Tertullian reports in his polemic against Marcion's Gospel how Marcion himself complaint about those who must have nicked his text, plagiarised and published it, even before he himself could do so:
How absurd it would be that when we have proved ours the older, and that Marcion's has emerged later, ours should be taken to have been false before it had from the truth material, and Marcion's be believed to have suffered plagiarism through ours [Luke, or Matthew] before it [= Marcion’s] was even published:[1]
This most important information of Tertullian has so far, if I am not mistaken, never been picked up by any scholar: Tertullian reports that Marcion – apparently still in his Antitheses – did explain that Luke (or is Tertullian referring this to Matthew?) was ‘plagiarism’ (aemulatio) of his own Gospel, and, even more importantly, that this plagiarism occurred even before Marcion had edited and published (editum) his own Gospel – which he seems to have done in conjunction with the Antitheses in which he drew attention to the unauthorised publication of the appropriated, interpolated and judaized version of his own Gospel.
From this information we have to draw that we are dealing not with only one version of Marcion’s Gospel, but with two different editions and possibly recensions!
The first was the unauthorised version of the Gospel which ‘suffered plagiarism’, must have gone out of the circle in which Marcion had distributed it, it was copied and altered. The text of this edition/recension which was obviously only intended for internal use, a so-called 'memorandum' or 'apomnemoneuma' can no longer be retrieved.
The second recension, the edition of which was undertaken by Marcion himself. In this Marcion responded already critically to the plagiarised version of his first edition, hence took notice of and potentially may have also revised his previous recension. Calling the altered version a ‘copy’, Marcion certainly acknowledged that the plagiarised product was based on his own, older text. The reason for himself to formally publish his own version, was of course the challenge by the plagiarised version. And in order to defend his own product, he added first the Antitheses and combined the Gospel with the ten Pauline letters, certainly not, as we can learn from this process, because he wanted to evangelize the world – and he certainly had never dreamt that his initial work would be further copied and eventually lead to the fourfold New Testament (and to harmonizations of it). Instead, his publication was a direct reaction against the case of plagiarism in self-defense. When Geoffrey M. Hahneman in his book on the Canon Muratori states that ‘Marcion’s basic intent appears to have been to recover a lost tradition’, we can certainly agree, but the quoted text of Tertullian goes against his further view that ‘there is no direct evidence that Marcion knew or excluded other gospels.

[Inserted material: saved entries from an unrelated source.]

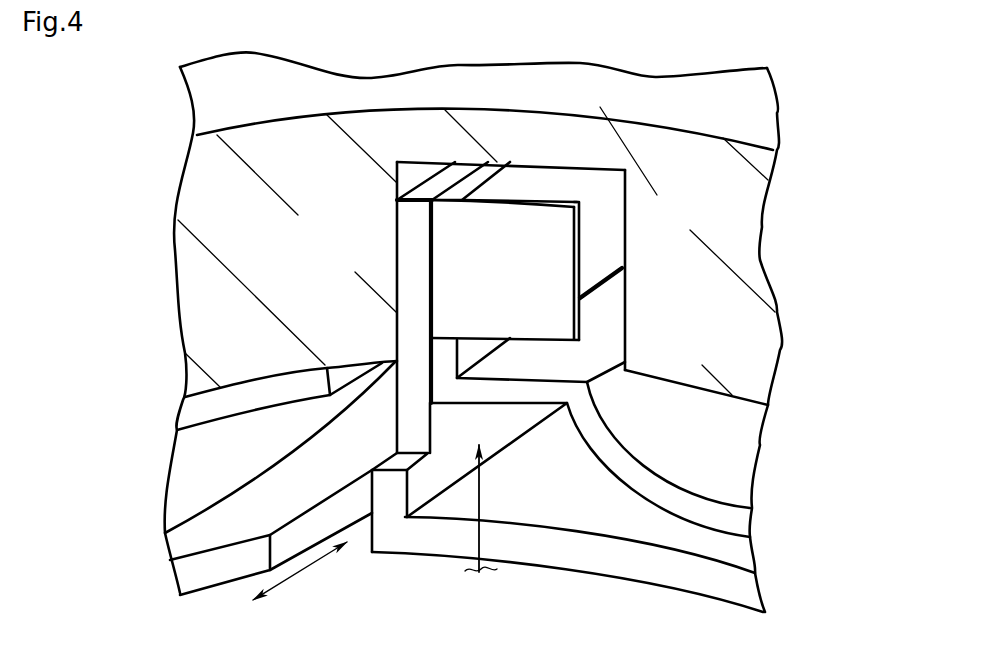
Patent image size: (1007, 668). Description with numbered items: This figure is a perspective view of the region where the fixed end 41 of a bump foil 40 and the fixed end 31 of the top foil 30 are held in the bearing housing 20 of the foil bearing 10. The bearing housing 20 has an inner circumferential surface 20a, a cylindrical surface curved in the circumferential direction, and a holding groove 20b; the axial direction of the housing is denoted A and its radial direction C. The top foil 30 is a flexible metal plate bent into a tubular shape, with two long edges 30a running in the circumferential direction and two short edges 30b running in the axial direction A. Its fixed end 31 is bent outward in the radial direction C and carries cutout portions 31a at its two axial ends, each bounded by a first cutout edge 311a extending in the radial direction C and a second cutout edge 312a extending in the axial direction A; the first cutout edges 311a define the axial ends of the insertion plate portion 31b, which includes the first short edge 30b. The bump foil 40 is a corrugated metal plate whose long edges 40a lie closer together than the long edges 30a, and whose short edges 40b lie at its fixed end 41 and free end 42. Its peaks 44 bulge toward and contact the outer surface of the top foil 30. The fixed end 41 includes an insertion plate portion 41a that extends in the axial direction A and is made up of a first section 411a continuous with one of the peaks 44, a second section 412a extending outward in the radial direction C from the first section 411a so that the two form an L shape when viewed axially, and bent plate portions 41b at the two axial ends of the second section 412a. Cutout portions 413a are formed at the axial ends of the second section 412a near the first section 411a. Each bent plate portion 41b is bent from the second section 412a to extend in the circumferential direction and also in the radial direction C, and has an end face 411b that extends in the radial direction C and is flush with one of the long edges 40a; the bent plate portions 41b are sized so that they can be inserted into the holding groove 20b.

The fixing structure 10 is at (567, 78).
The bearing housing 20 is at (752, 116).
The inner circumferential surface 20a is at (713, 393).
The holding groove 20b is at (573, 168).
The top foil 30 is at (423, 557).
The long edges 30a is at (393, 532).
The short edges 30b is at (460, 176).
The fixed end 31 is at (425, 176).
The cutout portions 31a is at (427, 357).
The insertion plate portion 31b is at (405, 262).
The first cutout edge 311a is at (407, 232).
The second cutout edge 312a is at (395, 463).
The cutout portions 413a is at (428, 332).
The bump foil 40 is at (720, 502).
The long edges 40a is at (607, 463).
The short edges 40b is at (493, 174).
The fixed end 41 is at (504, 194).
The insertion plate portion 41a is at (595, 303).
The bent plate portions 41b is at (562, 256).
The first section 411a is at (560, 365).
The end face 411b is at (543, 223).
The second section 412a is at (477, 352).
The free end 42 is at (268, 402).
The peaks 44 is at (697, 523).
The axial direction A is at (310, 562).
The radial direction C is at (482, 492).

So far as is known, Marcion never polemized against the other gospel traditions.’[2] Although we are not aware that Marcion knew of more than the one plagiarism, we do not know whether he is talking about Luke (it could also be Matthew, as Tertullian calles the latter often ‘our’ Gospel) or another version. Having said that Marcion, according to the above quote, was highly critical of the copy made of his Gospel, to the extent that he wrote his Antitheses and published his New Testament, the question still needs to be answered whether Marcion intentionally excluded other writings, as Tertullian claims (disallowing Rev., 1-2Tim., Tit.[3]), and thought of his New Testament as a ‘closed’ collection. If, what would need further research, later Marcionites altered and broadened Marcion’s text, we may have to do with a collection that was meant to be ‘specific’ but not ‘fixed’.[4]
As Tertullian begins his own commentary of Marcion’s Gospel with reference to Marcion’s Antitheses which Marcion has added to the second recension, his publication of the Gospel, he had only knowledge of this second recension.
[1] Tert., Adv. Marc. IV 4,2: ‘Alioquin quam absurdum, ut, si nostrum antiquius probaverimus, Marcionis vero posterius, et nostrum ante videatur falsum quam habuerit de veritate materiam, et Marcionis ante credatur aemulationem a nostro expertum quam et editum.’
[2] G.M. Hahneman, The Muratorian Fragment (1992), 91.
[3] See Tert., Adv. Marc. IV 5,2; V 21.
[4] This differentiation in G.M. Hahneman, The Muratorian Fragment (1992), 91f. (ibid. more about later Marcionites).